Why are we doing this?
Some algorithms are able to learn by themselves, finding patterns in big data sets and predicting the outcome of new events. Autonomous systems are being built to take on tasks independently.
Governments, companies and public services are increasingly using algorithms to help them make decisions. There is hope that machines could help solve some of the most difficult of humanity’s issues. But algorithms are not free of the problems that plague human decision-making, and they even add some more problems of their own.

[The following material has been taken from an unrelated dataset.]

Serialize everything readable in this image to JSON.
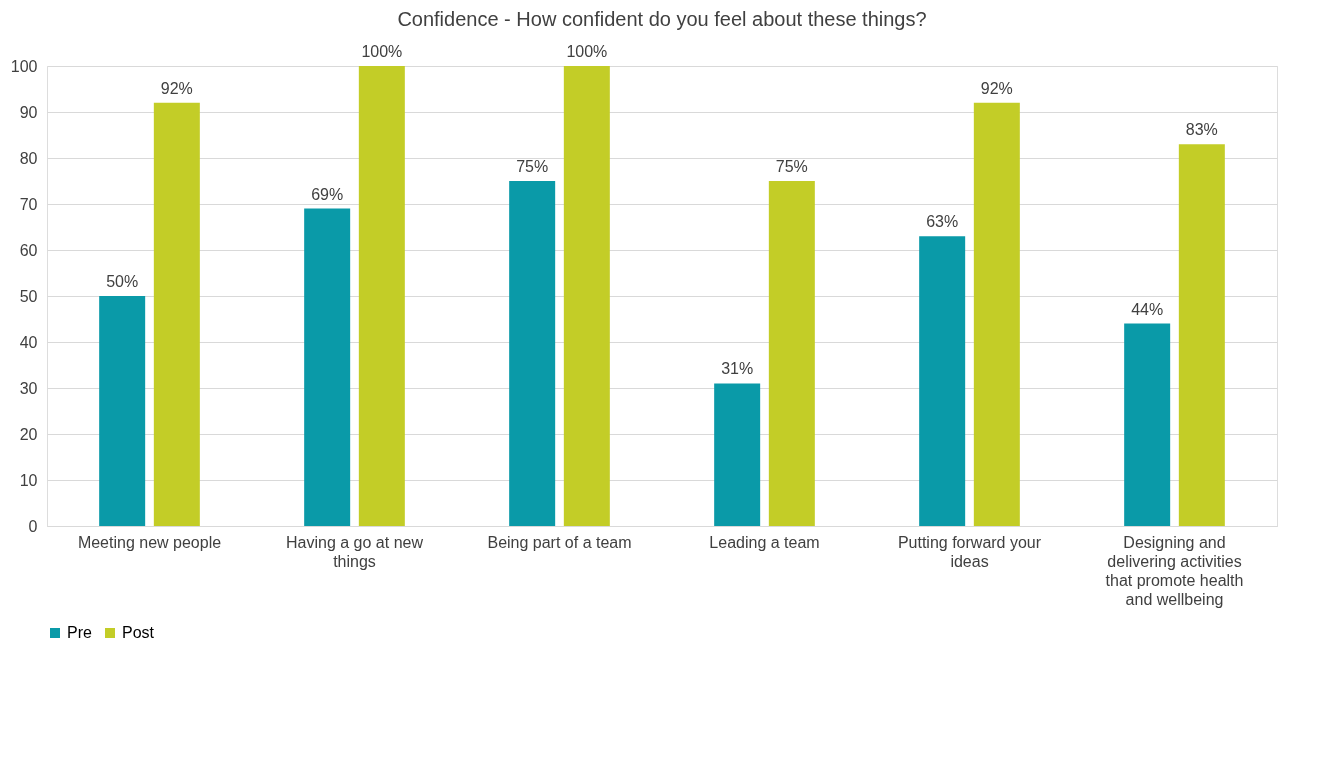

Nesta hopes to highlight the opportunities of creating automated systems as well as the risks of reducing our complex world to a series of computable steps. By engaging directly with those at the cutting edge of machine-supported decisions, Nesta hopes to become a champion of best practices that are both responsible and profitable.
What are we doing?
Nesta’s research in this area started with commentary on examples of automated systems like self-driving cars or drones. It also includes some work on automation and employment, particularly as it affects creative occupations and the future of employment in the creative economy.
Machine learning processes allow higher levels of automation and processes free from human intervention. Several of our Hot Topics events have covered the use of machine learning algorithms, particularly the Sounding the Cyber Security Alarm and Machines that learn in the Wild in 2015. The Machines that learn in the Wild report looked at different kinds of learning algorithm and their uses so far.

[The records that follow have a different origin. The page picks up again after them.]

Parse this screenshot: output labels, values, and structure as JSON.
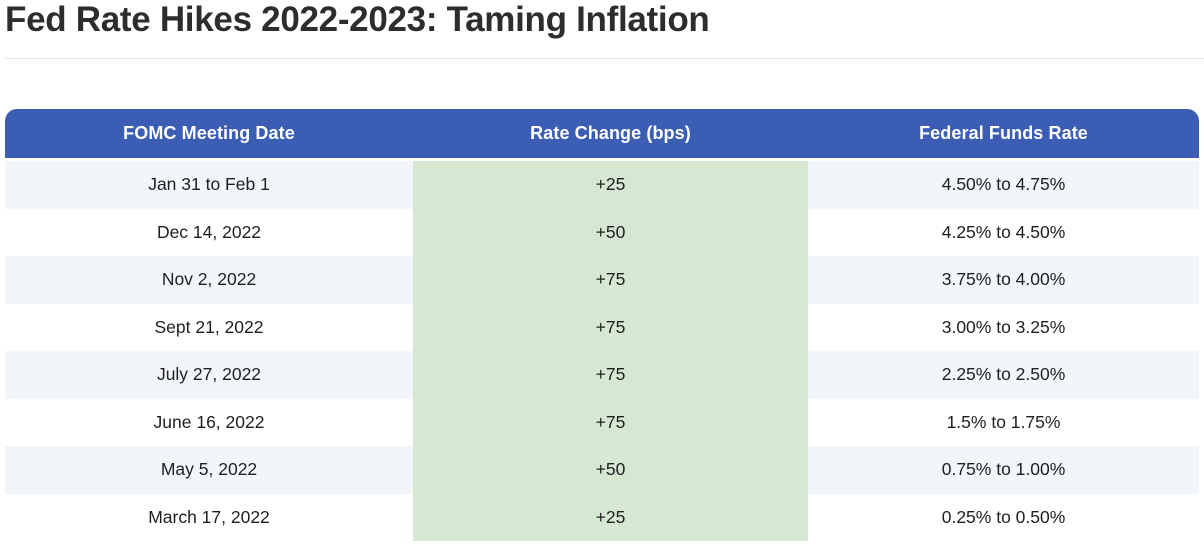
{
  "page": {
    "title": "Fed Rate Hikes 2022-2023: Taming Inflation"
  },
  "colors": {
    "header_bg": "#3b5eb4",
    "header_text": "#ffffff",
    "rate_change_column_bg": "#d7e8d2",
    "alt_row_bg": "#f2f5fa",
    "cell_text": "#1f1f1f"
  },
  "table": {
    "columns": [
      "FOMC Meeting Date",
      "Rate Change (bps)",
      "Federal Funds Rate"
    ],
    "rows": [
      {
        "date": "Jan 31 to Feb 1",
        "change": "+25",
        "rate": "4.50% to 4.75%"
      },
      {
        "date": "Dec 14, 2022",
        "change": "+50",
        "rate": "4.25% to 4.50%"
      },
      {
        "date": "Nov 2, 2022",
        "change": "+75",
        "rate": "3.75% to 4.00%"
      },
      {
        "date": "Sept 21, 2022",
        "change": "+75",
        "rate": "3.00% to 3.25%"
      },
      {
        "date": "July 27, 2022",
        "change": "+75",
        "rate": "2.25% to 2.50%"
      },
      {
        "date": "June 16, 2022",
        "change": "+75",
        "rate": "1.5% to 1.75%"
      },
      {
        "date": "May 5, 2022",
        "change": "+50",
        "rate": "0.75% to 1.00%"
      },
      {
        "date": "March 17, 2022",
        "change": "+25",
        "rate": "0.25% to 0.50%"
      }
    ]
  },
  "chart_data": {
    "type": "table",
    "title": "Fed Rate Hikes 2022-2023: Taming Inflation",
    "columns": [
      "FOMC Meeting Date",
      "Rate Change (bps)",
      "Federal Funds Rate"
    ],
    "rows": [
      [
        "Jan 31 to Feb 1",
        "+25",
        "4.50% to 4.75%"
      ],
      [
        "Dec 14, 2022",
        "+50",
        "4.25% to 4.50%"
      ],
      [
        "Nov 2, 2022",
        "+75",
        "3.75% to 4.00%"
      ],
      [
        "Sept 21, 2022",
        "+75",
        "3.00% to 3.25%"
      ],
      [
        "July 27, 2022",
        "+75",
        "2.25% to 2.50%"
      ],
      [
        "June 16, 2022",
        "+75",
        "1.5% to 1.75%"
      ],
      [
        "May 5, 2022",
        "+50",
        "0.75% to 1.00%"
      ],
      [
        "March 17, 2022",
        "+25",
        "0.25% to 0.50%"
      ]
    ]
  }
}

As more and more organisations invest in or investigate these opportunities, Nesta is also looking at the ramifications of widespread algorithmic reasoning. The UK Government is already thinking about how it can support the ethical use of data science internally. But there are still a lot of unanswered questions as machines continue to make more important decisions. Understanding who is responsible when something goes wrong or what the societal impact of these decisions will be are hugely complex issues. The shadow of the smart machine - a workshop and series of blogs in 2016 - kicked off Nesta’s work looking at these issues.